The miners commandeered trains, company weapons, wagons, food, and other supplies as the rebellion grew. Awaiting them at the Logan County line was a citizen army led by Logan County Sheriff Don Chafin who swore not let an armed mob march through his county. The coal companies paid Chafin some $32,000 per year to keep the UMWA out of Logan County and to prevent Logan and Mingo miners from joining the union.

The two armies clashed along the top of Spruce Fork Ridge of Blair Mountain, firing more than a million rounds of ammunition at each other. The U.S. Army and Air Corps ultimately crushed the rebellion without firing a shot. The union surrendered rather than fire upon American soldiers, making clear their patriotism. Although the rebellion did not succeed, it ultimately served as the rallying cry for organized labor throughout the U.S. and was instrumental in bringing the benefits of organized labor to working class Americans in all major industries.

Historical account by Barbara Rasmussen


The Battle of Blair Mountain….Revisited

by Denise Giardina

(This article first appeared in Appalachian Voices on June, 2005. Reprinted with permission by Appalachian Voices.)

In late August and September of 1921, the largest armed rebellion in the U.S. since the Civil War was mounted in the coalfields of southern West Virginia. Union coal miners gathered, in numbers estimated anywhere from 5,000 to 10,000 strong, outside of Charleston. It is perhaps misleading to call them an “army”, for they had few resources and lacked formal military discipline. And yet it would be too cavalier to label the miners a rag-tag gathering. They had leaders, they had arms, they had organization, and they even had supporting groups of doctors and nurses to treat the expected casualties.

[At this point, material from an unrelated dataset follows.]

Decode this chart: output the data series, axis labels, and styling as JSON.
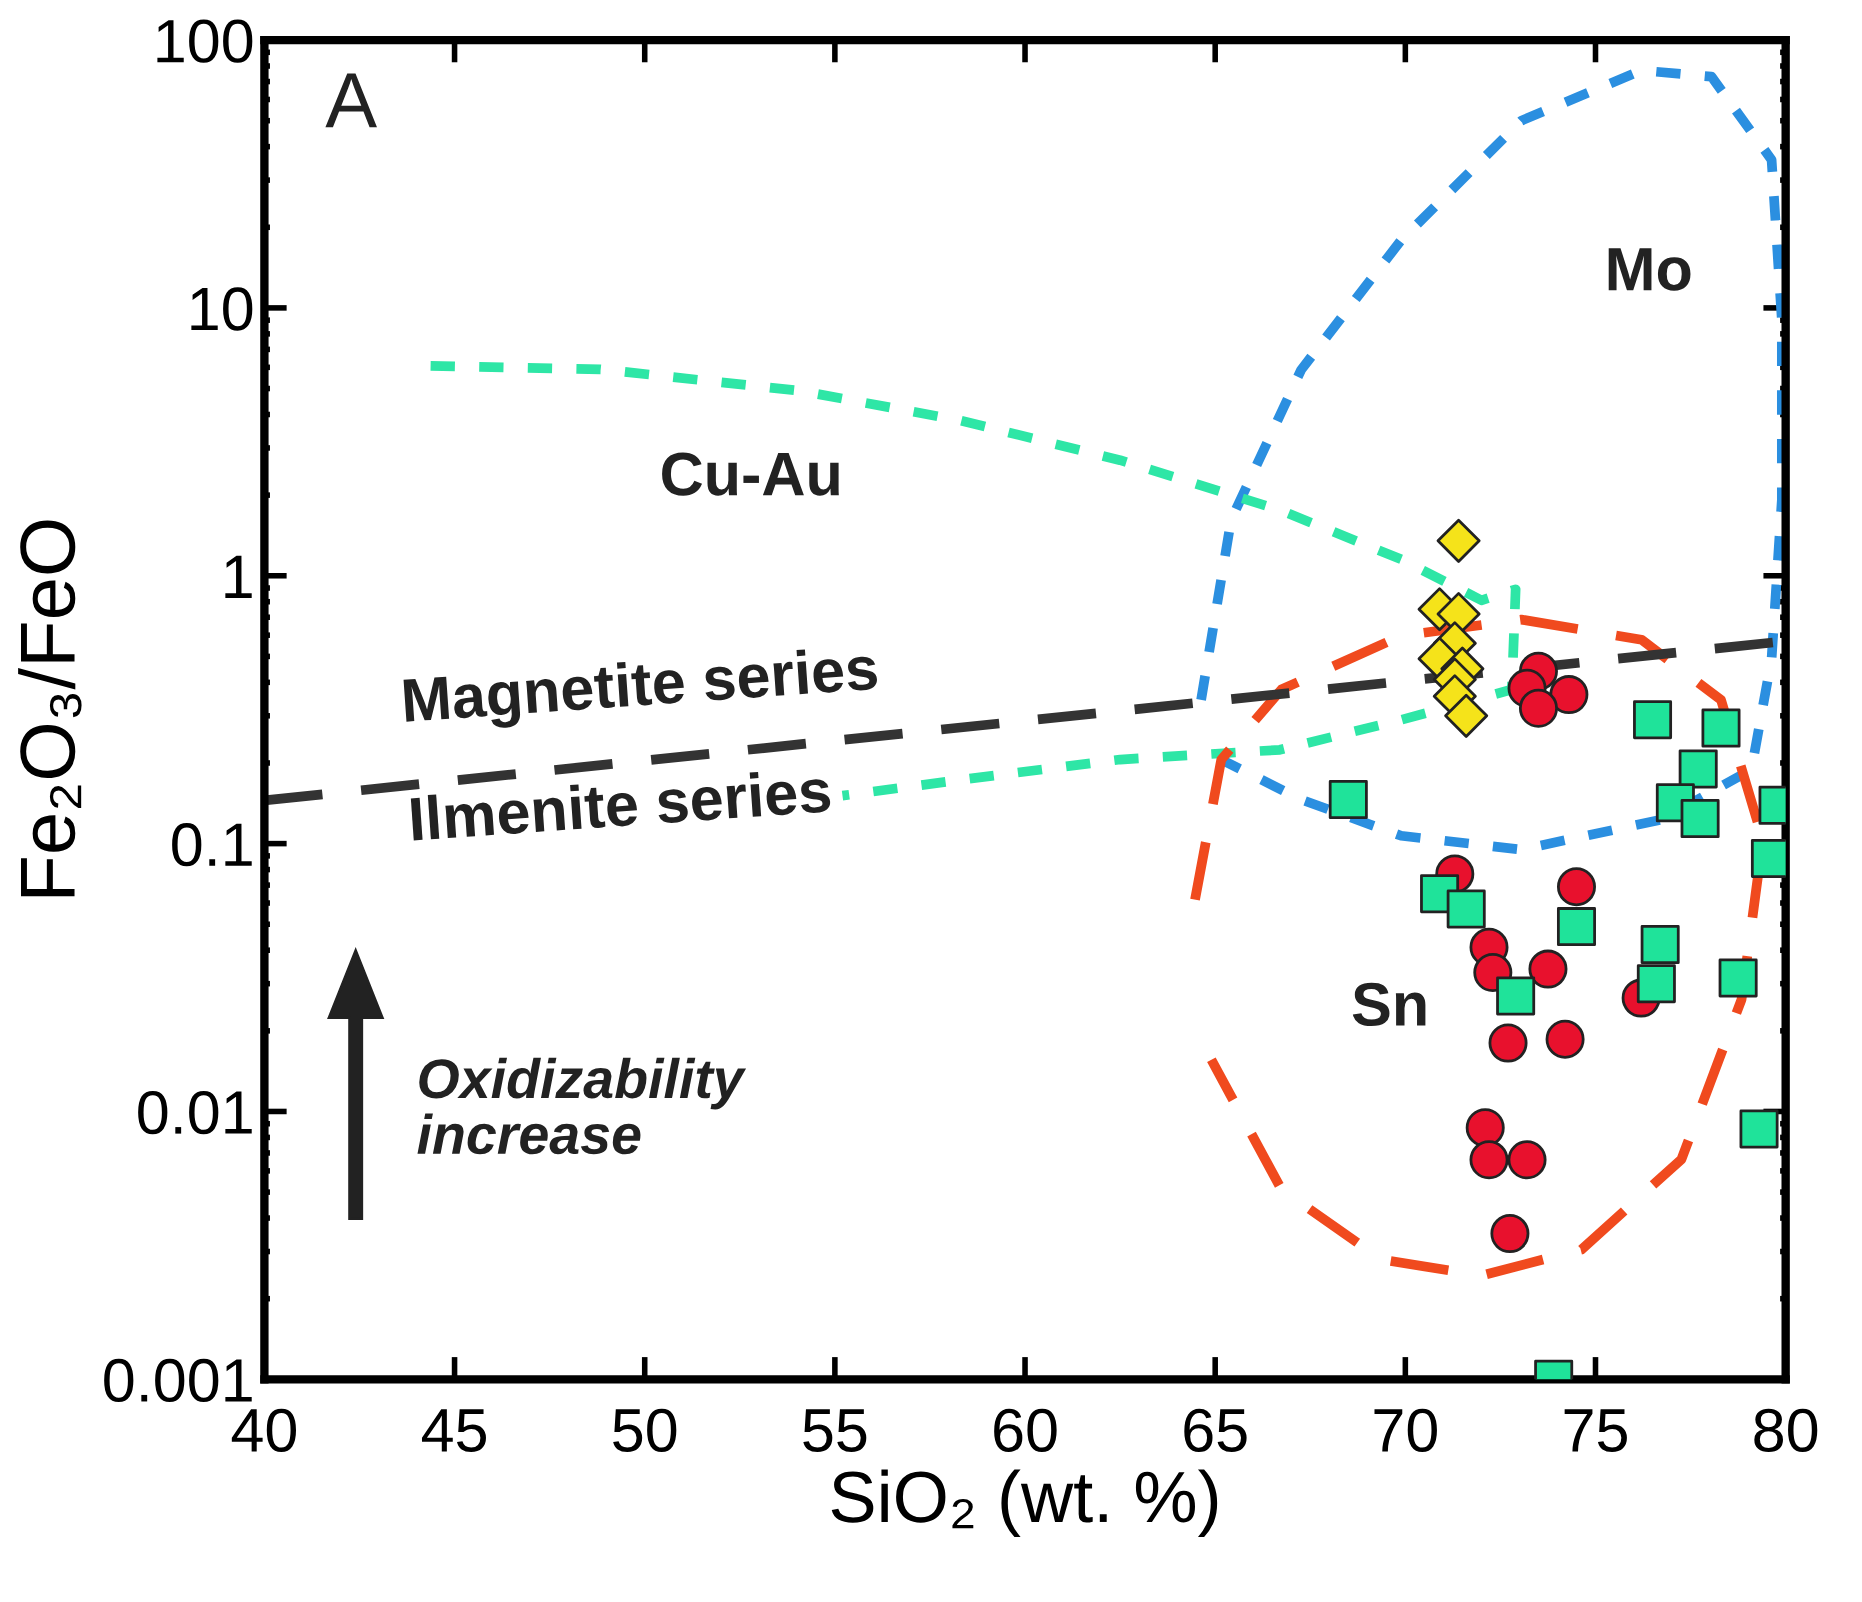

The miners’ intention was to march to the southwestern coalfields and free their fellow miners from some of the most abject treatment in the history of American labor. In Mingo, Logan and McDowell counties, miners worked under abominable conditions, were paid next to nothing, had no freedom of speech or assembly, and were killed with impunity by mine guards and local politicos in an atmosphere reminiscent of a third-world dictatorship. In 1921, thousands of miners and their families were living in tents in deplorable conditions, evicted from their homes after having the temerity to join a union. The Miners’ March, as it was called, was set to change all that.